Ain't nobody -- be it Sarah, Ron, Jeb, or any other character -- gonna ride in and save us.
Believing otherwise is just another example of magical thinking.
And will lead to the same disastrous results.
It is truly "ourselves, alone" -- just as the brave sailors of Taffy 3 found themselves back in October, 1944 and their Army brothers found themselves in the Ardennes of December, 1944.
Let's win.
6 Comments:
I think a more appropriate example would be how the american press and the left snatched defeat from the jaws of victory in Viet Nam. We had stopped the TET offensive, just like leyte gulf and the battle of the bulge. The north was dead and all we had to do was finish it just like WWII. If not for the will we would have and Viet Nam would be free and the killing fields would have been stopped in the surrounding countries as the communist would have been defeated.
Ken
Link to article doesn't work.
Link fixed. Thanks.
Ken: I agree.
Amen, Ken. And for the 58,000 dead, and 1 million plus wounded, I intend to wreak a terrible vengence for them, on the traitors still alive who are responsible. It's coming. III.

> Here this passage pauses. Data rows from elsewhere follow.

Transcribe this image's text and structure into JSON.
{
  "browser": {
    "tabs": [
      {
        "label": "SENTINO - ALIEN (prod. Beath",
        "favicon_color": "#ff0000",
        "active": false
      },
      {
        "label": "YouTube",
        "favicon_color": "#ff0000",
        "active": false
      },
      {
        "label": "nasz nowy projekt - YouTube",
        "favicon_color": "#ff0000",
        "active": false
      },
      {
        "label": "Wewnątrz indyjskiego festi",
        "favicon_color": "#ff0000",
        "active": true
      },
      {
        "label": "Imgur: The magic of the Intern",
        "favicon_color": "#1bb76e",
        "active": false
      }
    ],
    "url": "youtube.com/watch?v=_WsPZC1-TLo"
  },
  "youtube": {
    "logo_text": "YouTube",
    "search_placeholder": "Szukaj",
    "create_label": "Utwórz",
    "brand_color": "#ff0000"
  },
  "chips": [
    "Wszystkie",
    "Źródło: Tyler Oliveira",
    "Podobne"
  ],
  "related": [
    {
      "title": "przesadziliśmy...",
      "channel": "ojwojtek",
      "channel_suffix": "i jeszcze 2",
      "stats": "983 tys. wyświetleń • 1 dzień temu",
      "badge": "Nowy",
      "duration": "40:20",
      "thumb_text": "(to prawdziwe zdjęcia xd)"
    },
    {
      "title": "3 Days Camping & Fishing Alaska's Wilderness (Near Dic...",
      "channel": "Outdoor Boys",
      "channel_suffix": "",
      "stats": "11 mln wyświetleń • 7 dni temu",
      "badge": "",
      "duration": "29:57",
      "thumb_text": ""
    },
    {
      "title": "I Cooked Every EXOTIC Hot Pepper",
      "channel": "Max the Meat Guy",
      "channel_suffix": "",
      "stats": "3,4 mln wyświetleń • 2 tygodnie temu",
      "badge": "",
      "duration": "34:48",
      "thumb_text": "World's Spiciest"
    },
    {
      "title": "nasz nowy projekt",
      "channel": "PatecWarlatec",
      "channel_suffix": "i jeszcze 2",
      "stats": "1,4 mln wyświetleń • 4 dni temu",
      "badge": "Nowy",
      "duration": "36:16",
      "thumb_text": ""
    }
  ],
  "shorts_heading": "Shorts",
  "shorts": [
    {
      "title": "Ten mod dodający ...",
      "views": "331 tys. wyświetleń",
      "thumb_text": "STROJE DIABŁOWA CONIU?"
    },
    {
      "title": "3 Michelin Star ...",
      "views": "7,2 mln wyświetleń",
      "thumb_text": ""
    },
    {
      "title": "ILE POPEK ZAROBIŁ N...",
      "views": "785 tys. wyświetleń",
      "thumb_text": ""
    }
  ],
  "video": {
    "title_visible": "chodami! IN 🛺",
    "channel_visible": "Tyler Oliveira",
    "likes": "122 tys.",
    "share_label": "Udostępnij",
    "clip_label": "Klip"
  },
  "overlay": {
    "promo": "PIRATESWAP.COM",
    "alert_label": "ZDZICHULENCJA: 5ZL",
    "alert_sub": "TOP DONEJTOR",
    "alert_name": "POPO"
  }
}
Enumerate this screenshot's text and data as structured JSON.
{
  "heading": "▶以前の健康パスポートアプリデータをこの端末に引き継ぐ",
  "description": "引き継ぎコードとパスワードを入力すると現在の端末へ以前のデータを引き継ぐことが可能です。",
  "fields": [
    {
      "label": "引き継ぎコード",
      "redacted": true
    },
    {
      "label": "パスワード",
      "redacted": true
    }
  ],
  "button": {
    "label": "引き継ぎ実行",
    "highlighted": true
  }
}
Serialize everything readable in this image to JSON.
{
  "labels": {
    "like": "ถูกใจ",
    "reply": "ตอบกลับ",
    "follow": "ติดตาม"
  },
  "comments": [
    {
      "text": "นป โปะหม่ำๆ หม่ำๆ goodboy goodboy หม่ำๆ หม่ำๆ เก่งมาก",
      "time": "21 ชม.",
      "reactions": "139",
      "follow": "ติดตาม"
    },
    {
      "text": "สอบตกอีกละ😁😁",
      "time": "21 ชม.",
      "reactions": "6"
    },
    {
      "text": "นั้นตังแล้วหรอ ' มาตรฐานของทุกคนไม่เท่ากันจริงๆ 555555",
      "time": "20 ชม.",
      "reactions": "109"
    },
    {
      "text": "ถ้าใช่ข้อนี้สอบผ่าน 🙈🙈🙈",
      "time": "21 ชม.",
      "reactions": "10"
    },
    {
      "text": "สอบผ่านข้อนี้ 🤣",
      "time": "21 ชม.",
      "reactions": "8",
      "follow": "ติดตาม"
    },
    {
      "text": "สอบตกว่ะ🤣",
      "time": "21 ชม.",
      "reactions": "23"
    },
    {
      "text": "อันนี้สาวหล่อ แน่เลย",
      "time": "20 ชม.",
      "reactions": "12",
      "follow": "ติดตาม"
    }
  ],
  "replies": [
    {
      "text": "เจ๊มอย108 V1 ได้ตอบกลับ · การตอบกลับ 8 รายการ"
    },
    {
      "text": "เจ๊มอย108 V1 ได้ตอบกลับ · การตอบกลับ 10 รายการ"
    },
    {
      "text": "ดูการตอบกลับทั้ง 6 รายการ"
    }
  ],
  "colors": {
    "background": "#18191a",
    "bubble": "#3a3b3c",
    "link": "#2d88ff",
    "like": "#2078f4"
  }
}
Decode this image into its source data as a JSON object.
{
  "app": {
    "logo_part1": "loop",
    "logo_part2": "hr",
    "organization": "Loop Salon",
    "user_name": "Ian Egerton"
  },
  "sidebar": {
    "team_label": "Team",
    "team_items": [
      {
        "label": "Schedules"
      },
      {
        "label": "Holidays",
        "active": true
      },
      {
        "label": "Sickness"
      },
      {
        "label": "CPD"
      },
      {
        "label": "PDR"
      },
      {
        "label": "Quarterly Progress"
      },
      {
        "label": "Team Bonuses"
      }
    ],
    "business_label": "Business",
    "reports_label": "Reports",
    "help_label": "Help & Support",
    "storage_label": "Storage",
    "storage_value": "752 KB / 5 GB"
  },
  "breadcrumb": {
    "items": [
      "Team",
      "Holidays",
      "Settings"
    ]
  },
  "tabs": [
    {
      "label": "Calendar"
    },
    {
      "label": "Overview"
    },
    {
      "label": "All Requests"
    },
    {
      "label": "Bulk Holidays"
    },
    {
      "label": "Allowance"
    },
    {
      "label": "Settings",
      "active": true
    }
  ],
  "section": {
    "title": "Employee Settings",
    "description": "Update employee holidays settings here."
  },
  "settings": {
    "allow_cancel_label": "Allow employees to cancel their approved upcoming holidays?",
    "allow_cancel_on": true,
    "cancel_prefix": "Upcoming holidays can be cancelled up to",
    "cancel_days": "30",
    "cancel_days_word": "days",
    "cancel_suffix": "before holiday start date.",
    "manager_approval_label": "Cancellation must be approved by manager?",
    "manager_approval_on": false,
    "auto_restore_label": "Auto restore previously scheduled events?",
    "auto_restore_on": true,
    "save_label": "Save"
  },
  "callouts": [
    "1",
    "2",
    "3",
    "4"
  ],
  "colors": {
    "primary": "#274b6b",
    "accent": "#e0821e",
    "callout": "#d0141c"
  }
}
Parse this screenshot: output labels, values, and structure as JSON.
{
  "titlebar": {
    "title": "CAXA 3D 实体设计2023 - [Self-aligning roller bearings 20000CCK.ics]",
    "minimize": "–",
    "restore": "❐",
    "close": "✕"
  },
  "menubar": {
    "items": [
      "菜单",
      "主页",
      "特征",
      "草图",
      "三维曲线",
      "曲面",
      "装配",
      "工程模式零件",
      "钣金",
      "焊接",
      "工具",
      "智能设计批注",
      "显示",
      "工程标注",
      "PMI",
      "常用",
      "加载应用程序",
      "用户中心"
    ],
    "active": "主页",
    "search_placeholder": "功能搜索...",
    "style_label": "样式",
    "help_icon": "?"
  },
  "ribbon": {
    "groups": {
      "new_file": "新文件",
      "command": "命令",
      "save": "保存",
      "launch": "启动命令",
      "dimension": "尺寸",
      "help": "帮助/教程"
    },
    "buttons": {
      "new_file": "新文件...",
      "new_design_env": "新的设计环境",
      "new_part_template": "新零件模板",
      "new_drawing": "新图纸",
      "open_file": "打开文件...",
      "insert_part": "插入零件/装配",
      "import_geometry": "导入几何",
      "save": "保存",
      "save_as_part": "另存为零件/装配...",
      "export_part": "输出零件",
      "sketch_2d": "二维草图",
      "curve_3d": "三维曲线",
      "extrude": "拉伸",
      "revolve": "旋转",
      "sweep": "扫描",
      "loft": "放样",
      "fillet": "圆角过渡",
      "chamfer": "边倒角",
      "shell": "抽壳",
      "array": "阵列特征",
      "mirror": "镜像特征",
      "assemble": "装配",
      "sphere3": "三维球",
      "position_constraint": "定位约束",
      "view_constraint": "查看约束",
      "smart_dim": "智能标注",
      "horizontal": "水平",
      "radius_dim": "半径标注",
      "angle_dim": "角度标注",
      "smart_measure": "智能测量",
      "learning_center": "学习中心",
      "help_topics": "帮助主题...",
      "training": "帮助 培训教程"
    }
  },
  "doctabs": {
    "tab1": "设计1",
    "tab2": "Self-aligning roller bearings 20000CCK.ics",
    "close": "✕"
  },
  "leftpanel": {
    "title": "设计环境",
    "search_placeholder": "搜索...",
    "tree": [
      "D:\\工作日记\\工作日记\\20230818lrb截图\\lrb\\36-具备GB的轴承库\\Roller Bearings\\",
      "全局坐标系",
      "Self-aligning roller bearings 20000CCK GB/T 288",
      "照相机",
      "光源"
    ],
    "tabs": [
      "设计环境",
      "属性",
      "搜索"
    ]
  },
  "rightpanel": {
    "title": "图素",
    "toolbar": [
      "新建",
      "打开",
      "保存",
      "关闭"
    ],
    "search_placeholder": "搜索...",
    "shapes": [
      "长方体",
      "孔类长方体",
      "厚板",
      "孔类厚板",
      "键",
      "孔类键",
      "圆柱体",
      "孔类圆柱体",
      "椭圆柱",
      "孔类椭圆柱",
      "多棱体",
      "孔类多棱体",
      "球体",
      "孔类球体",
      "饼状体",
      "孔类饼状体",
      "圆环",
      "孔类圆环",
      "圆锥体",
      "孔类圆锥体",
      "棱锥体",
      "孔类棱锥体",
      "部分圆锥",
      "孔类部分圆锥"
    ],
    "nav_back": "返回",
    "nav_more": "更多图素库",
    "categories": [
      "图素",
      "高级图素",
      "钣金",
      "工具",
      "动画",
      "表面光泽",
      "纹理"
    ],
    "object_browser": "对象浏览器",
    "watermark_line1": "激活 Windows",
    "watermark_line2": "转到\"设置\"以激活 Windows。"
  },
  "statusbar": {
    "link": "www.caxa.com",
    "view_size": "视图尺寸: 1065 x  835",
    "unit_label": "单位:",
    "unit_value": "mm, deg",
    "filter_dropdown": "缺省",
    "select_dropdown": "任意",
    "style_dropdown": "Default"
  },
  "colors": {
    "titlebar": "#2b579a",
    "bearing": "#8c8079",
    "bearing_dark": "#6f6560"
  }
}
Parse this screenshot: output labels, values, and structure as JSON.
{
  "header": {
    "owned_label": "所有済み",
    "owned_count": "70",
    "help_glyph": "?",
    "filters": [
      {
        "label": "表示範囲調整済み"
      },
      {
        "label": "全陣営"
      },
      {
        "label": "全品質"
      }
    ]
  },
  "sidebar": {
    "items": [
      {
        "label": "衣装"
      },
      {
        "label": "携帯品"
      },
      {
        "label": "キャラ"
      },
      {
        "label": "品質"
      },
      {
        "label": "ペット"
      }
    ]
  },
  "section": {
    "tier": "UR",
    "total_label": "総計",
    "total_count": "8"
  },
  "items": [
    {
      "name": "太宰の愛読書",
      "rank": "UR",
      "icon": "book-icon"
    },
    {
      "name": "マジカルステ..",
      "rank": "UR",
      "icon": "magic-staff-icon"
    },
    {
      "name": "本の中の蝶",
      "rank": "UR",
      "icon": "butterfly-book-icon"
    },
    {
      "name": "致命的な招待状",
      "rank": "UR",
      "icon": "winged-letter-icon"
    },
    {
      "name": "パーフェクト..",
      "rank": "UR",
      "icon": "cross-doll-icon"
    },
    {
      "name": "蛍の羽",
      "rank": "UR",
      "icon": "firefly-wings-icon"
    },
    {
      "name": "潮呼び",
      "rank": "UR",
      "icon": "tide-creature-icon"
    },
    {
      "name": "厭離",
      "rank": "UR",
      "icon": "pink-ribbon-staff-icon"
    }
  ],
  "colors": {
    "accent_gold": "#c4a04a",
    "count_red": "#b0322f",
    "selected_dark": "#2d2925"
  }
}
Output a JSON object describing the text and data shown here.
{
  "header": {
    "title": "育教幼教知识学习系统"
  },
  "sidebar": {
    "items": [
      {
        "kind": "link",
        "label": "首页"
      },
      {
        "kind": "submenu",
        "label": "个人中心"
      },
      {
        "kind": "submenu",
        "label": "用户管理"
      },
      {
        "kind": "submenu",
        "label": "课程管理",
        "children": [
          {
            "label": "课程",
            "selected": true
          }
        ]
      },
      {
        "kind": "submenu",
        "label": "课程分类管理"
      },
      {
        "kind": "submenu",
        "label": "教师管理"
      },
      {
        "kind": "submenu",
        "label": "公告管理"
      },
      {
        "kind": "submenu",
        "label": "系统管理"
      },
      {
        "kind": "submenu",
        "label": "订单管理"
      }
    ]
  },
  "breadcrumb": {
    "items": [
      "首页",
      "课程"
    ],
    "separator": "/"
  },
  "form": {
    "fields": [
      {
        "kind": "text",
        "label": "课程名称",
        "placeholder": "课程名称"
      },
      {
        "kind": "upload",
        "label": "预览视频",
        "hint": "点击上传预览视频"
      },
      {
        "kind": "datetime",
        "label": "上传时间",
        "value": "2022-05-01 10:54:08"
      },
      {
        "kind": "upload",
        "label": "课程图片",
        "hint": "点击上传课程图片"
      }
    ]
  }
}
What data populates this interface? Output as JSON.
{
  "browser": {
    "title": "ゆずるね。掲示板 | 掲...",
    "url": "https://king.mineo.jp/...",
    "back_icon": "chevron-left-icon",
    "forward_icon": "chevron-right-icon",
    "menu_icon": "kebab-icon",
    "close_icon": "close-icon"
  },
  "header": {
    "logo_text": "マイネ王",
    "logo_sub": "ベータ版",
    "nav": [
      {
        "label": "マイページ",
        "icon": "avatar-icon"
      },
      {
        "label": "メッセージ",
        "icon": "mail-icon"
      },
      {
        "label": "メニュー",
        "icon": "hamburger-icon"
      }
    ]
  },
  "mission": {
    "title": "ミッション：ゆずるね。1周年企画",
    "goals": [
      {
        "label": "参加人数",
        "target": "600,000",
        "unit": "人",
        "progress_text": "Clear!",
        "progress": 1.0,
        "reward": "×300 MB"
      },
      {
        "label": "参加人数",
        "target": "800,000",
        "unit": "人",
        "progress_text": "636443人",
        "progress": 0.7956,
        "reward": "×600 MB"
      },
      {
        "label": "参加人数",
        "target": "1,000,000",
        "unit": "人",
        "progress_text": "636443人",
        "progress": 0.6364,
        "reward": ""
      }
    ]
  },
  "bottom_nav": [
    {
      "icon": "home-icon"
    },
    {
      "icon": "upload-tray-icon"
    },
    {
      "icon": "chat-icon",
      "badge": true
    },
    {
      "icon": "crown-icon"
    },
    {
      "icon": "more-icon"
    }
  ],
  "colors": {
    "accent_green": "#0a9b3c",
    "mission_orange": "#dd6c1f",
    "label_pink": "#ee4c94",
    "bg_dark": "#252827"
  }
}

I think the linked propaganda piece is great, but I started reading his book and only made it through 2/3rds. It is full of errors in economic analysis. For example, we now plant corn with combines instead of a pointed stick and a bag of fish. This permanent reduction in the number of human labor hours required per ear of corn produces a permanent improvement in human lifestyle. The freed-up labor hours will be reapplied to some other job. oftwominds.com doesn't get this. He sees people being permanently laid off out of jobs which have been automated away, as a permanent removal of those people from productive work. This is Luddite. This is viewing the economy as a zero-sum game, where "social justice" consists of spreading the fixed amount of work around evenly. This is false.
Note that the ships were not
Destroyers but Destroyer Escorts, smaller in size and firepower, unequaled in courage and guts. Last Stand is a terrific read!